Politically Incorrect Scenes - Stereotypes and Abject Racism In The Show

The Nutcracker is not known for having questionable content, but there are a few scenes in the show that are uncomfortable at best and quite racist at worst. We are not talking about the new 'woke' agenda that is finding its way into everyday life, but a clear and present dated attitude that permeates the show.

One has to remember that this show was conceived in a very different time period, in St. Petersburg, Russia at the Mariinsky Theater in 1892. This was a time when air travel did not even exist in people's imagination and when Chinese and Arab cultures were clearly a novelty. That time that has long since past, but the content in this show has not changed very much in those many years since and the ballet dancers in this show still depict caricatures that are downright demeaning to many cultures and ethnicities.

We are not talking about the ridiculous ultra politically-correct ethos of not having a Christmas tree because it is forcing the Christian ethos on other faiths; We are talking about scenes in the show that are overtly insulting to those of Asian and Arabic descent. Modern audiences embrace the show but have criticized the ballet’s ethnocentrism, which pandered to the original audience, an audience that has long since left this mortal coil.

What we are left with is a ballet written for them, that we embrace (rightly so, because it is a wonderful show), but with a few caveats.

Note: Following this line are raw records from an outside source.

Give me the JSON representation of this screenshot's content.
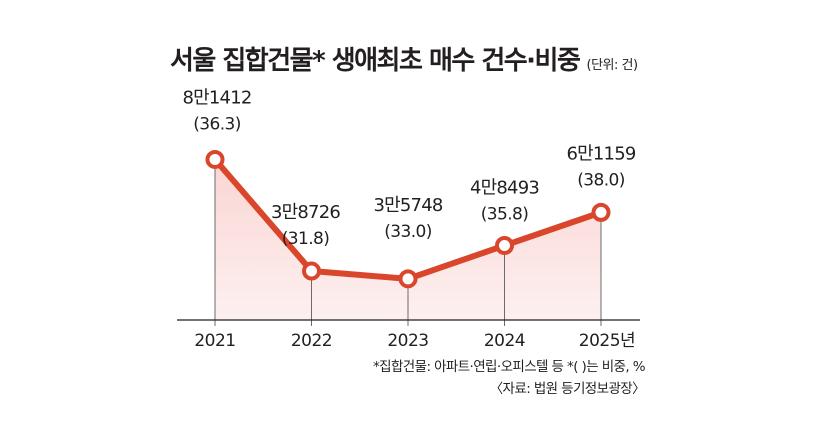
{
  "title": "서울 집합건물* 생애최초 매수 건수·비중",
  "unit_note": "(단위: 건)",
  "footnote": "*집합건물: 아파트·연립·오피스텔 등 *( )는 비중, %",
  "source": "〈자료: 법원 등기정보광장〉",
  "colors": {
    "line": "#d9462b",
    "fill": "#f9d5d2",
    "grid": "#231f20"
  },
  "chart_data": {
    "type": "area",
    "categories": [
      "2021",
      "2022",
      "2023",
      "2024",
      "2025년"
    ],
    "series": [
      {
        "values": [
          81412,
          38726,
          35748,
          48493,
          61159
        ],
        "value_labels": [
          "8만1412",
          "3만8726",
          "3만5748",
          "4만8493",
          "6만1159"
        ],
        "share_percent": [
          36.3,
          31.8,
          33.0,
          35.8,
          38.0
        ],
        "share_labels": [
          "(36.3)",
          "(31.8)",
          "(33.0)",
          "(35.8)",
          "(38.0)"
        ]
      }
    ],
    "xlabel": "",
    "ylabel": "",
    "ylim": [
      20000,
      90000
    ],
    "grid": false,
    "legend": "none"
  }
}
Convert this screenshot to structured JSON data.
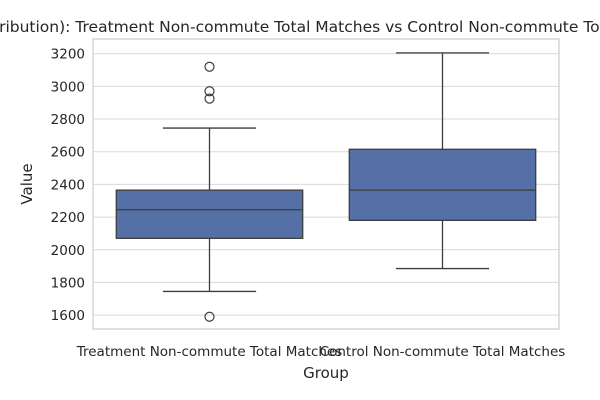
{
  "chart_data": {
    "type": "box",
    "title": "(Distribution): Treatment Non-commute Total Matches vs Control Non-commute Total Matches",
    "xlabel": "Group",
    "ylabel": "Value",
    "ylim": [
      1515,
      3290
    ],
    "yticks": [
      1600,
      1800,
      2000,
      2200,
      2400,
      2600,
      2800,
      3000,
      3200
    ],
    "grid": true,
    "legend": "none",
    "colors": {
      "box_fill": "#5470a6",
      "line": "#3d3d3d",
      "grid": "#d9d9d9",
      "frame": "#cccccc"
    },
    "categories": [
      "Treatment Non-commute Total Matches",
      "Control Non-commute Total Matches"
    ],
    "boxes": [
      {
        "whisker_low": 1745,
        "q1": 2070,
        "median": 2245,
        "q3": 2365,
        "whisker_high": 2745,
        "outliers": [
          1590,
          2925,
          2970,
          3120
        ]
      },
      {
        "whisker_low": 1885,
        "q1": 2180,
        "median": 2365,
        "q3": 2615,
        "whisker_high": 3205,
        "outliers": []
      }
    ]
  }
}
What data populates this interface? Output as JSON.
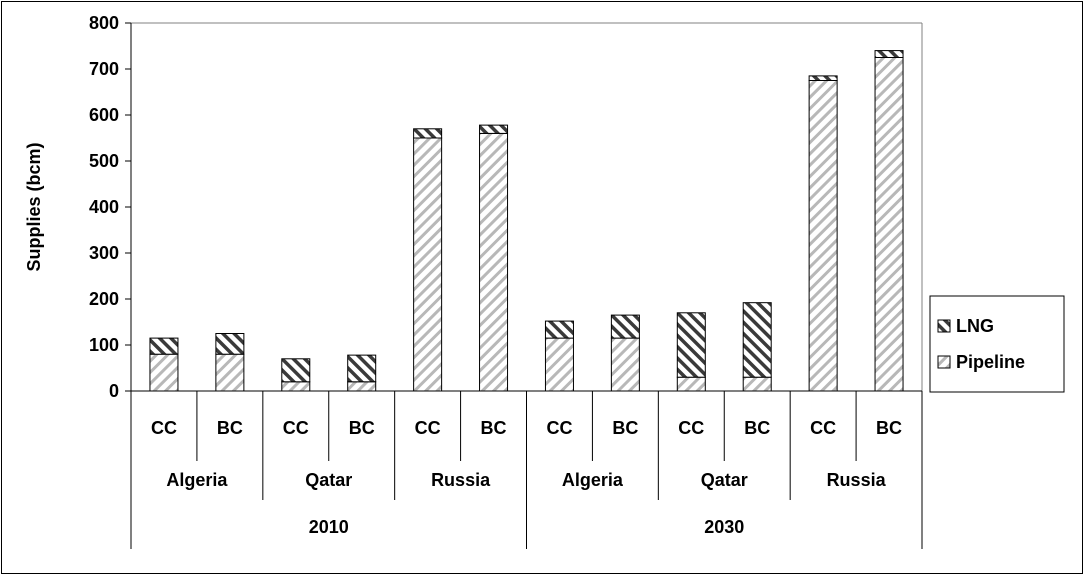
{
  "chart_data": {
    "type": "bar",
    "stacked": true,
    "title": "",
    "xlabel": "",
    "ylabel": "Supplies (bcm)",
    "ylim": [
      0,
      800
    ],
    "yticks": [
      0,
      100,
      200,
      300,
      400,
      500,
      600,
      700,
      800
    ],
    "grid": false,
    "legend_position": "right",
    "categories": [
      {
        "scenario": "CC",
        "country": "Algeria",
        "year": "2010"
      },
      {
        "scenario": "BC",
        "country": "Algeria",
        "year": "2010"
      },
      {
        "scenario": "CC",
        "country": "Qatar",
        "year": "2010"
      },
      {
        "scenario": "BC",
        "country": "Qatar",
        "year": "2010"
      },
      {
        "scenario": "CC",
        "country": "Russia",
        "year": "2010"
      },
      {
        "scenario": "BC",
        "country": "Russia",
        "year": "2010"
      },
      {
        "scenario": "CC",
        "country": "Algeria",
        "year": "2030"
      },
      {
        "scenario": "BC",
        "country": "Algeria",
        "year": "2030"
      },
      {
        "scenario": "CC",
        "country": "Qatar",
        "year": "2030"
      },
      {
        "scenario": "BC",
        "country": "Qatar",
        "year": "2030"
      },
      {
        "scenario": "CC",
        "country": "Russia",
        "year": "2030"
      },
      {
        "scenario": "BC",
        "country": "Russia",
        "year": "2030"
      }
    ],
    "country_groups": [
      {
        "label": "Algeria"
      },
      {
        "label": "Qatar"
      },
      {
        "label": "Russia"
      },
      {
        "label": "Algeria"
      },
      {
        "label": "Qatar"
      },
      {
        "label": "Russia"
      }
    ],
    "year_groups": [
      {
        "label": "2010"
      },
      {
        "label": "2030"
      }
    ],
    "series": [
      {
        "name": "Pipeline",
        "pattern": "light-diagonal",
        "values": [
          80,
          80,
          20,
          20,
          550,
          560,
          115,
          115,
          30,
          30,
          675,
          725
        ]
      },
      {
        "name": "LNG",
        "pattern": "dark-diagonal",
        "values": [
          35,
          45,
          50,
          58,
          20,
          18,
          37,
          50,
          140,
          162,
          10,
          15
        ]
      }
    ],
    "legend_order": [
      "LNG",
      "Pipeline"
    ]
  }
}
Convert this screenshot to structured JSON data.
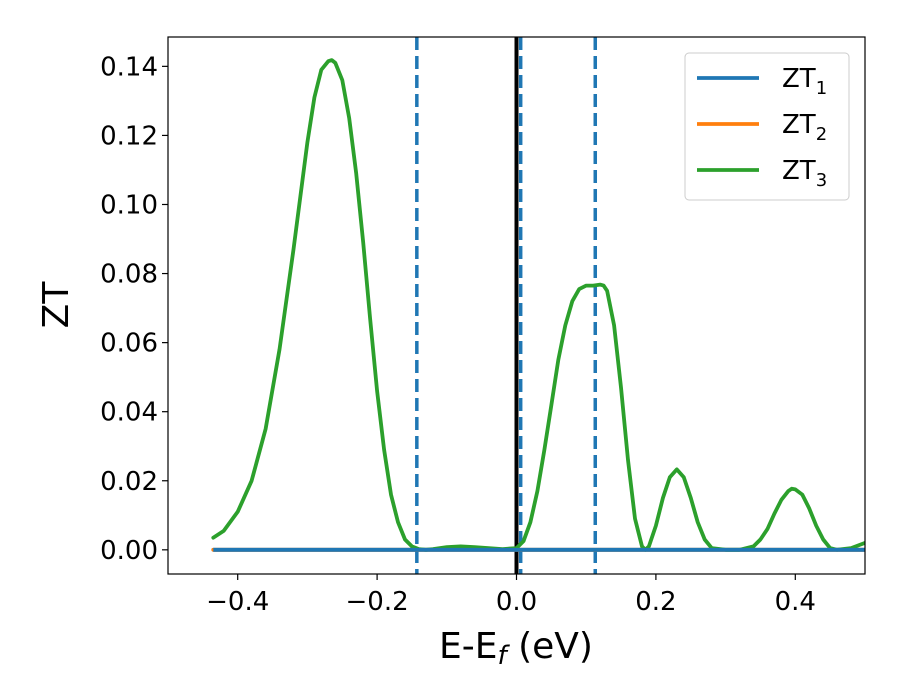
{
  "chart_data": {
    "type": "line",
    "xlabel": {
      "main": "E-E",
      "sub": "f",
      "unit": " (eV)"
    },
    "ylabel": "ZT",
    "xlim": [
      -0.5,
      0.5
    ],
    "ylim": [
      -0.007,
      0.1485
    ],
    "xticks": [
      -0.4,
      -0.2,
      0.0,
      0.2,
      0.4
    ],
    "xtick_labels": [
      "−0.4",
      "−0.2",
      "0.0",
      "0.2",
      "0.4"
    ],
    "yticks": [
      0.0,
      0.02,
      0.04,
      0.06,
      0.08,
      0.1,
      0.12,
      0.14
    ],
    "ytick_labels": [
      "0.00",
      "0.02",
      "0.04",
      "0.06",
      "0.08",
      "0.10",
      "0.12",
      "0.14"
    ],
    "grid": false,
    "legend_position": "top-right",
    "reference_lines": [
      {
        "x": 0.0,
        "style": "solid",
        "color": "#000000"
      },
      {
        "x": -0.143,
        "style": "dashed",
        "color": "#1f77b4"
      },
      {
        "x": 0.006,
        "style": "dashed",
        "color": "#1f77b4"
      },
      {
        "x": 0.113,
        "style": "dashed",
        "color": "#1f77b4"
      }
    ],
    "series": [
      {
        "name": "ZT",
        "sub": "1",
        "color": "#1f77b4",
        "x": [
          -0.435,
          0.5
        ],
        "y": [
          0.0,
          0.0
        ]
      },
      {
        "name": "ZT",
        "sub": "2",
        "color": "#ff7f0e",
        "x": [
          -0.435,
          0.5
        ],
        "y": [
          0.0,
          0.0
        ]
      },
      {
        "name": "ZT",
        "sub": "3",
        "color": "#2ca02c",
        "x": [
          -0.435,
          -0.42,
          -0.4,
          -0.38,
          -0.36,
          -0.34,
          -0.32,
          -0.3,
          -0.29,
          -0.28,
          -0.27,
          -0.265,
          -0.26,
          -0.25,
          -0.24,
          -0.23,
          -0.22,
          -0.21,
          -0.2,
          -0.19,
          -0.18,
          -0.17,
          -0.16,
          -0.15,
          -0.14,
          -0.13,
          -0.12,
          -0.1,
          -0.08,
          -0.06,
          -0.04,
          -0.02,
          0.0,
          0.01,
          0.02,
          0.03,
          0.04,
          0.05,
          0.06,
          0.07,
          0.08,
          0.09,
          0.1,
          0.11,
          0.12,
          0.125,
          0.13,
          0.14,
          0.15,
          0.16,
          0.17,
          0.18,
          0.185,
          0.19,
          0.2,
          0.21,
          0.22,
          0.23,
          0.24,
          0.25,
          0.26,
          0.27,
          0.28,
          0.3,
          0.32,
          0.34,
          0.35,
          0.36,
          0.37,
          0.38,
          0.39,
          0.395,
          0.4,
          0.41,
          0.42,
          0.43,
          0.44,
          0.45,
          0.46,
          0.48,
          0.5
        ],
        "y": [
          0.0035,
          0.0055,
          0.011,
          0.02,
          0.035,
          0.058,
          0.087,
          0.118,
          0.131,
          0.139,
          0.1415,
          0.1418,
          0.141,
          0.136,
          0.125,
          0.109,
          0.089,
          0.067,
          0.046,
          0.029,
          0.016,
          0.008,
          0.003,
          0.001,
          0.0002,
          0.0,
          0.0002,
          0.0008,
          0.001,
          0.0008,
          0.0005,
          0.0002,
          0.0005,
          0.0025,
          0.008,
          0.017,
          0.029,
          0.042,
          0.055,
          0.065,
          0.072,
          0.0755,
          0.0765,
          0.0765,
          0.0768,
          0.0765,
          0.075,
          0.065,
          0.047,
          0.026,
          0.009,
          0.001,
          0.0,
          0.001,
          0.007,
          0.015,
          0.021,
          0.0233,
          0.021,
          0.015,
          0.008,
          0.003,
          0.0005,
          0.0,
          0.0,
          0.001,
          0.003,
          0.006,
          0.0105,
          0.0145,
          0.017,
          0.0177,
          0.0175,
          0.016,
          0.012,
          0.007,
          0.003,
          0.0005,
          0.0,
          0.0005,
          0.002
        ]
      }
    ]
  }
}
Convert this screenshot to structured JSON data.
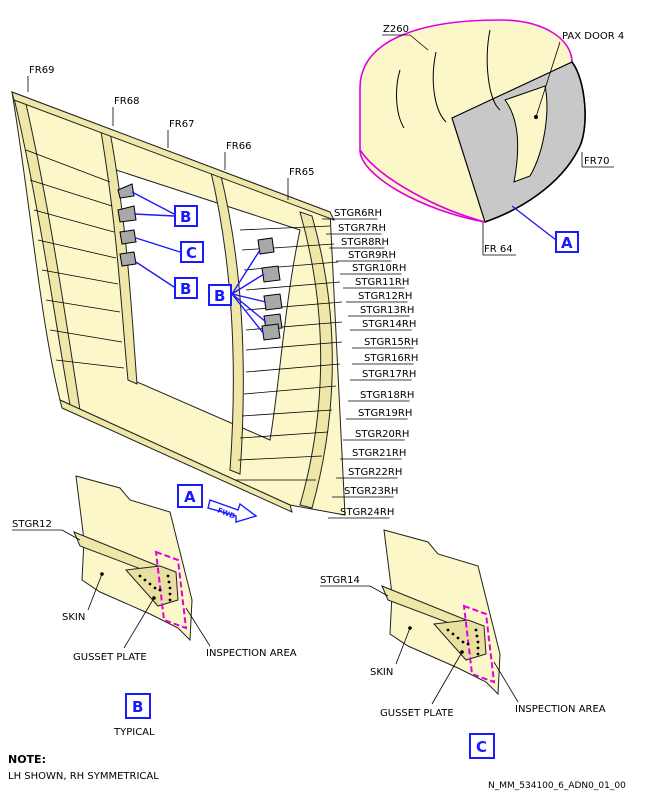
{
  "labels": {
    "fr69": "FR69",
    "fr68": "FR68",
    "fr67": "FR67",
    "fr66": "FR66",
    "fr65": "FR65",
    "z260": "Z260",
    "pax_door": "PAX DOOR 4",
    "fr70": "FR70",
    "fr64": "FR 64",
    "stringers": [
      "STGR6RH",
      "STGR7RH",
      "STGR8RH",
      "STGR9RH",
      "STGR10RH",
      "STGR11RH",
      "STGR12RH",
      "STGR13RH",
      "STGR14RH",
      "STGR15RH",
      "STGR16RH",
      "STGR17RH",
      "STGR18RH",
      "STGR19RH",
      "STGR20RH",
      "STGR21RH",
      "STGR22RH",
      "STGR23RH",
      "STGR24RH"
    ]
  },
  "callouts": {
    "a": "A",
    "b": "B",
    "c": "C",
    "fwd": "FWD"
  },
  "detail_b": {
    "stgr": "STGR12",
    "skin": "SKIN",
    "gusset": "GUSSET PLATE",
    "inspection": "INSPECTION AREA",
    "title": "B",
    "subtitle": "TYPICAL"
  },
  "detail_c": {
    "stgr": "STGR14",
    "skin": "SKIN",
    "gusset": "GUSSET PLATE",
    "inspection": "INSPECTION AREA",
    "title": "C"
  },
  "note": {
    "heading": "NOTE:",
    "text": "LH SHOWN, RH SYMMETRICAL"
  },
  "reference": "N_MM_534100_6_ADN0_01_00",
  "colors": {
    "callout_blue": "#1a1aff",
    "inspection_magenta": "#e000e0",
    "structure_fill": "#fbf7c8",
    "door_gray": "#c8c8c8"
  }
}
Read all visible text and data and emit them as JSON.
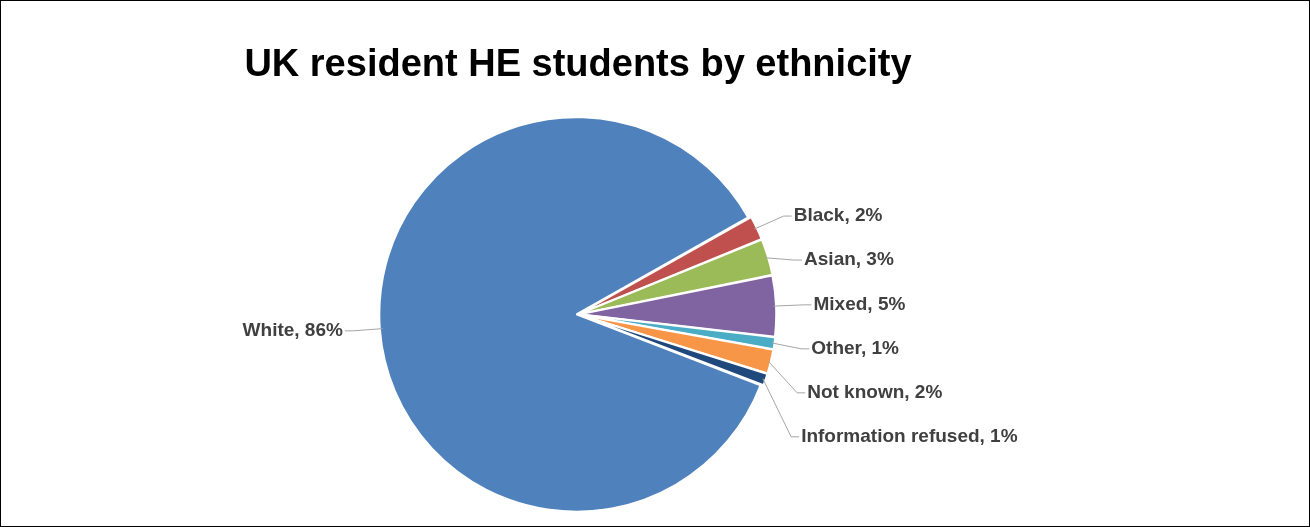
{
  "chart_data": {
    "type": "pie",
    "title": "UK resident HE students by ethnicity",
    "categories": [
      "White",
      "Black",
      "Asian",
      "Mixed",
      "Other",
      "Not known",
      "Information refused"
    ],
    "values": [
      86,
      2,
      3,
      5,
      1,
      2,
      1
    ],
    "colors": [
      "#4f81bd",
      "#c0504d",
      "#9bbb59",
      "#8064a2",
      "#4bacc6",
      "#f79646",
      "#1f497d"
    ],
    "value_labels": [
      "86%",
      "2%",
      "3%",
      "5%",
      "1%",
      "2%",
      "1%"
    ],
    "legend": false
  }
}
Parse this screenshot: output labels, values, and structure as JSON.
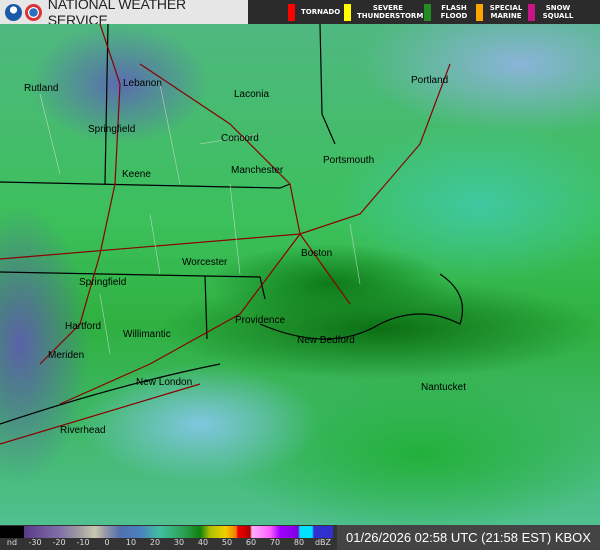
{
  "header": {
    "title": "NATIONAL WEATHER SERVICE",
    "logos": [
      "noaa-logo",
      "nws-logo"
    ]
  },
  "warnings": [
    {
      "label": "TORNADO",
      "color": "#ff0000"
    },
    {
      "label": "SEVERE THUNDERSTORM",
      "color": "#ffff00"
    },
    {
      "label": "FLASH FLOOD",
      "color": "#228b22"
    },
    {
      "label": "SPECIAL MARINE",
      "color": "#ffa500"
    },
    {
      "label": "SNOW SQUALL",
      "color": "#c71585"
    }
  ],
  "cities": [
    "Rutland",
    "Lebanon",
    "Laconia",
    "Portland",
    "Springfield",
    "Concord",
    "Portsmouth",
    "Keene",
    "Manchester",
    "Worcester",
    "Boston",
    "Springfield",
    "Providence",
    "Hartford",
    "Willimantic",
    "New Bedford",
    "Meriden",
    "New London",
    "Nantucket",
    "Riverhead"
  ],
  "legend": {
    "ticks": [
      "nd",
      "-30",
      "-20",
      "-10",
      "0",
      "10",
      "20",
      "30",
      "40",
      "50",
      "60",
      "70",
      "80",
      "dBZ"
    ]
  },
  "timestamp": "01/26/2026 02:58 UTC (21:58 EST) KBOX"
}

Balanchine's rework of the original ballet in the mid 20th Century did much to improve the rampant racism in the show, but it still lingers in many of the uncomfortable scenes like "Chinese Tea" and "Arabian Coffee" where racial and ethnic stereotypes abound, causing theatergoers to squirm in their seats at its content.

These scenes can feel like a short walk around a perverse version of Disneyworld's World Showcase and it seems no-one at New York City Ballet (NYCB) has the courage to make the changes to this glorious Christmas tradition to bring it up-to-date with modern sensibilities.

Balanchine's Nutcracker may be a beloved show at the Lincoln Center, but why does it get a pass on racist stereotypes?

The problem may be that the actual ballet form is not-at-all progressive, so the show is not designed to be highlighting racism to change it. It is an accepting art form that may be hiding covert racism behind its own steeped tradition.

Calls to get Balanchine's Nutcracker updated to a more PC friendly format has fallen on deaf ears as traditionalists have dug in their heels. It is anticipated that it is only a matter of time before the blatant racism in the show is finally removed and replaced with something more befitting a show of this kind. Many people believe that If Balanchine were still alive he would be the first to change the show as to not offend anyone.

The Nutcracker certainly needs updating, but in a way that adds value to it, not take it away. With the NYCB already doing very poorly at its own racial diversity at the board level and The Nutcracker cast of ballet dancers being mostly white (albeit with a light skinned Asian), an all-black cast would be the progressive shot-in-the arm that Balanchine's Nutcracker could use to bring it roaring into the 21st Century, instead of squeaking in.